An alternative to Hartle-Hawking and Vilenkin in which the universe begins with a finite spacelike spherical boundary that can dominate over the no-boundary instanton.
Predictions
- [[Inflation]] begins naturally with high probability after tunneling
- Universe is initially small, closed, and de Sitter-like
- No contracting phase before the Bang
- Distinct primordial perturbation spectrum from Hartle-Hawking and Vilenkin proposals
- Specific signatures in the CMB tied to the boundary geometry
Where it breaks
- Krauss: still requires quantum laws, so not really nothing
- Hawking & Bousso (1995): catastrophic particle production
- Penrose: ignores Weyl curvature hypothesis
- Requires specifying the boundary geometry as input, which some critics view as no improvement over the boundary conditions it replaces.

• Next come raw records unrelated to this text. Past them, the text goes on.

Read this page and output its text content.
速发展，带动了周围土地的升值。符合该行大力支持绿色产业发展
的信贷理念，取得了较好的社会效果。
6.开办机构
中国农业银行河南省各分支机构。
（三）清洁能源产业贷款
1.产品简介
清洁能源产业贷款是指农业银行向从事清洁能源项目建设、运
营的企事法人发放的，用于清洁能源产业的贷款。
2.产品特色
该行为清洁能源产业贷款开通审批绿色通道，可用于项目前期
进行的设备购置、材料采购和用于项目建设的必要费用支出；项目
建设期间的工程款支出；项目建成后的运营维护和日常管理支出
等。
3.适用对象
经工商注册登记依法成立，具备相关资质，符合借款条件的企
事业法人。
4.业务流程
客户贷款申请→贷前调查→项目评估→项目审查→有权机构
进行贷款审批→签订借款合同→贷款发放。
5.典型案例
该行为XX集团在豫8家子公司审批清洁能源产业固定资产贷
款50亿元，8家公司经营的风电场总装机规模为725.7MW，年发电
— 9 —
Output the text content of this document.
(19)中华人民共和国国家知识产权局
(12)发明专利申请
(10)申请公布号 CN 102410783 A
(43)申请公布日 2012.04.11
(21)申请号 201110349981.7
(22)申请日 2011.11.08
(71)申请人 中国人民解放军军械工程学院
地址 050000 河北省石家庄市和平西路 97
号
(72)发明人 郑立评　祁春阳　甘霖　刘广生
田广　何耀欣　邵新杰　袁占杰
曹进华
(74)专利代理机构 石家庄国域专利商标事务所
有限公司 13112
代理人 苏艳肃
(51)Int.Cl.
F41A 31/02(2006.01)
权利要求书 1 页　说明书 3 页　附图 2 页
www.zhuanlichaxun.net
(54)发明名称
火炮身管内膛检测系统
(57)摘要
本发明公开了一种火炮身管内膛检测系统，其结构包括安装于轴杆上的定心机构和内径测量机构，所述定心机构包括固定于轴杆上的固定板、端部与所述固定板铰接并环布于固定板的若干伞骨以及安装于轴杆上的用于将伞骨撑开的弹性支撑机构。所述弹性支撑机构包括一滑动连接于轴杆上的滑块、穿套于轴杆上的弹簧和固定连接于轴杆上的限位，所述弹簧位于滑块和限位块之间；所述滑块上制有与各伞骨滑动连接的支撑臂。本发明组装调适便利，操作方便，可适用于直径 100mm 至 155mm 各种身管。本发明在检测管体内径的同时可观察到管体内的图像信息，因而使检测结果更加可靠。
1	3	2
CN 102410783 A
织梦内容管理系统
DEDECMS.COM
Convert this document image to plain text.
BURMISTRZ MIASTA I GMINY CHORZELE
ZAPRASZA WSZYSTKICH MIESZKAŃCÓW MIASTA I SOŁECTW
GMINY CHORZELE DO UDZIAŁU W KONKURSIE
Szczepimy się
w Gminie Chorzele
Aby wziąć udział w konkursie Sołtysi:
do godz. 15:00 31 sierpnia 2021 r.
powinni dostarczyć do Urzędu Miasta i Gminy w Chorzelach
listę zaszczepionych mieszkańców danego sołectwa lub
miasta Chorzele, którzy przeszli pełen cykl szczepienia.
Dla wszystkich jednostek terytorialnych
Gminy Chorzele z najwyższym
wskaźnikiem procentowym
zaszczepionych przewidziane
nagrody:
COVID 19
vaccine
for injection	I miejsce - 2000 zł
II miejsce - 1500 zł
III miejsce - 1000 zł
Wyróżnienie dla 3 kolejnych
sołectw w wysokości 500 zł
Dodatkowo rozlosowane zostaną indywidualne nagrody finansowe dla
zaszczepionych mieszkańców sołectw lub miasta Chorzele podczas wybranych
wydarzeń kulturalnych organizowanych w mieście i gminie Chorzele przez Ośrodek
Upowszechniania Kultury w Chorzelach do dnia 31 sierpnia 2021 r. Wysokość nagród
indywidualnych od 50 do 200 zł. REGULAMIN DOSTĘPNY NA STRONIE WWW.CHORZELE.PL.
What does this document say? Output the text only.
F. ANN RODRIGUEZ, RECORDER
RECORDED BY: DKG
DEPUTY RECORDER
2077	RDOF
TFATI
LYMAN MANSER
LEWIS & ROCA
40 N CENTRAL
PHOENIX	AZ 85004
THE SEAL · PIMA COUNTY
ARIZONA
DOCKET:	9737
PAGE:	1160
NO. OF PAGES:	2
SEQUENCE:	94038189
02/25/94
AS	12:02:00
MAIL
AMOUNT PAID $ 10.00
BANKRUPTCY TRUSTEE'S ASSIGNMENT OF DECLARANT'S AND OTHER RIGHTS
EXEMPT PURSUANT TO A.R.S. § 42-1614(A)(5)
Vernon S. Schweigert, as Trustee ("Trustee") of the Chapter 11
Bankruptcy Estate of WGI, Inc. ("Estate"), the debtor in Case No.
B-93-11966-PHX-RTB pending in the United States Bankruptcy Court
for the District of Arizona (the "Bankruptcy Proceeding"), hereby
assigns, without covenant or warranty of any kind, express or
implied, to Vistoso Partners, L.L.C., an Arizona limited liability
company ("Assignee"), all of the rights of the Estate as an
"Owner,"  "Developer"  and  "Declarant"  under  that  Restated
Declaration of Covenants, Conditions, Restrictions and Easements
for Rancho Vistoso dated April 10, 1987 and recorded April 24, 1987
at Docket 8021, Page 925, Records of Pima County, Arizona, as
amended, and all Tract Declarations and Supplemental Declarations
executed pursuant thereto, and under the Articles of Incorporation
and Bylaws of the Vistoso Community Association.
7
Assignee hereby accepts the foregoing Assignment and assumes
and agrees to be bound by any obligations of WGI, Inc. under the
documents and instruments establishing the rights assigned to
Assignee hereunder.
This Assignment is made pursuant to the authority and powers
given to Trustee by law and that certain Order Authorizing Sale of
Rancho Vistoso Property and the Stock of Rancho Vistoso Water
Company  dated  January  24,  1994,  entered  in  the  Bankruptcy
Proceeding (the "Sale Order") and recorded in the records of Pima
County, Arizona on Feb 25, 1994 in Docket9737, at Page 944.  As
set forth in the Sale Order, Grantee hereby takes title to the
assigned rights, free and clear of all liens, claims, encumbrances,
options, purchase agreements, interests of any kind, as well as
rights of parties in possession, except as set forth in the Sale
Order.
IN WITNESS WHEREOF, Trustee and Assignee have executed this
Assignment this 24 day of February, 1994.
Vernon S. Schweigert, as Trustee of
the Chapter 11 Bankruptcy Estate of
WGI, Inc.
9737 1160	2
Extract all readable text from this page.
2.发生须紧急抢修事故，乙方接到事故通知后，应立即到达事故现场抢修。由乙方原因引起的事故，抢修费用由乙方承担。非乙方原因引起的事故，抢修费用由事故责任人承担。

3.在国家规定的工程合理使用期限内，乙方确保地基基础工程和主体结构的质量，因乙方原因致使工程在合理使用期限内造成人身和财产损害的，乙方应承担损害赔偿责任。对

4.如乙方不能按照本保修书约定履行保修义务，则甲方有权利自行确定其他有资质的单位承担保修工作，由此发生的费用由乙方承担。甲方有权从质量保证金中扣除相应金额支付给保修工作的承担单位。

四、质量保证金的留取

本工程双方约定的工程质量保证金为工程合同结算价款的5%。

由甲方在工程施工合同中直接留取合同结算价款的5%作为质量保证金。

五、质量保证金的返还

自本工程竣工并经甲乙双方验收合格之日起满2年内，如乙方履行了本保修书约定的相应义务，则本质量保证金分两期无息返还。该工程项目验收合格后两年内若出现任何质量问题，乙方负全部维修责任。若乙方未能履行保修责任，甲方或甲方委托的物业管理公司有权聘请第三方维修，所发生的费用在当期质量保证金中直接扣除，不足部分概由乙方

- The phenomenological implications are still being worked out and have not yet been compared to Planck data.
Key unresolved problem
The laws-from-nothing problem: the quantum tunneling that creates the universe still needs quantum laws and a space of possible states to work in, so the proposal has not truly started from nothing.
The input-geometry problem: the proposal has to be handed the size of its starting boundary surface from outside, which critics say just moves the fine-tuning problem somewhere else rather than removing it.